Practice 1: solution

In [3]:
# Load in the data
df = pd.read_csv('data/collins_switch.csv', comment='#')

# Rename columns
df = df.rename(columns={'[IPTG] (mM)': 'iptg (mM)',
                        'normalized GFP expression (a.u.)': 'gfp'})

# Make a chart
alt.Chart(df,
        height=200,
        width=400
    ).mark_point(
        filled=True,
        color='#08519c',
        opacity=1
    ).encode(
        x=alt.X('iptg (mM):Q', title='[IPTG] (mM)'),
        y=alt.Y('gfp:Q', title='norm. GFP expression (a.u.)')
    )
Out[3]:

We clearly need the $x$-axis to be on a log scale, so let's remake the plot.

In [4]:
# Make a chart
dots = alt.Chart(df,
        height=200,
        width=400
    ).mark_point(
        filled=True,
        color='#08519c',
        opacity=1
    ).encode(
        x=alt.X('iptg (mM):Q',
                title='[IPTG] (mM)', 
                scale=alt.Scale(type='log')),
        y=alt.Y('gfp:Q', 
                title='norm. GFP expression (a.u.)')
    )

dots
Out[4]:


Practice 2: Plots with error bars

The data set also contains the standard error of the mean, or SEM. The SEM is often displayed on plots as error bars. Now construct the plot with error bars.

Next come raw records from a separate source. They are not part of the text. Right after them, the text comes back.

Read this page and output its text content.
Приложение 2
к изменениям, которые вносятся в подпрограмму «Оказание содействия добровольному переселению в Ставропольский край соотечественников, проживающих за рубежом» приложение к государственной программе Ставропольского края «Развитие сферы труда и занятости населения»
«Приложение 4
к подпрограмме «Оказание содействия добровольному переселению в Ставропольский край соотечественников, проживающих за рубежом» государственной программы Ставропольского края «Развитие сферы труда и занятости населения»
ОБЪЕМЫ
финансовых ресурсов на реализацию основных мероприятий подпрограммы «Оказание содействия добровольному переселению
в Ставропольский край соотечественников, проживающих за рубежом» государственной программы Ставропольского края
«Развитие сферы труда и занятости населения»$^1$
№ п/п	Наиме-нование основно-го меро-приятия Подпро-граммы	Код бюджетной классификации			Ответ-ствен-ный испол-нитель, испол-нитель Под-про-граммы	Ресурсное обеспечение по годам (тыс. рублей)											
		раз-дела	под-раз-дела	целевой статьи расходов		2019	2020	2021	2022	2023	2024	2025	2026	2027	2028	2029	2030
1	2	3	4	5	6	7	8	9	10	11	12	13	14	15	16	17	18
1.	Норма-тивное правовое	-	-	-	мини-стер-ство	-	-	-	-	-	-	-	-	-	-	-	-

  1. Add columns error_low and error_high to the DataFrame containing the Collins data. These will set the bottoms and tops of the error bars. You should base the values in these columns on the standard error of the mean (sem). Assuming a Gaussian model the 95% confidence interval is ±1.96 times the s.e.m.
  2. Make a plot with the measured expression levels and the error bars.

Practice 2 solution

In [5]:
# Add error bars to the DataFrame
df['error_low'] = df['gfp'] - 1.96*df['sem']
df['error_high'] = df['gfp'] + 1.96*df['sem']

# Make the error bar plot
error_bars = alt.Chart(df,
        height=200,
        width=400
    ).mark_rule(
        color='#08519c',
    ).encode(
        x=alt.X('iptg (mM):Q',
                title='[IPTG] (mM)', 
                scale=alt.Scale(type='log')),
        y=alt.Y('error_low:Q', 
                title='norm. GFP expression'),
        y2=alt.Y2('error_high:Q', 
            title='norm. GFP expression')
    )

# Overlay
(dots + error_bars).interactive()
Out[5]:

Using the interactivity, you can zoom in on the point with the smalled IPTG concentration. Note the value of interactive graphics here. Even though the error bar is smaller than the dot on the zoomed-out plot, it is resolvable upon zooming in, which is impossible even with vector graphics. Note also a common problem with using an s.e.m. to compute error bars. The result is something unphysical; the error bar extends below zero. In general using s.e.m. for error bars is a not a good idea.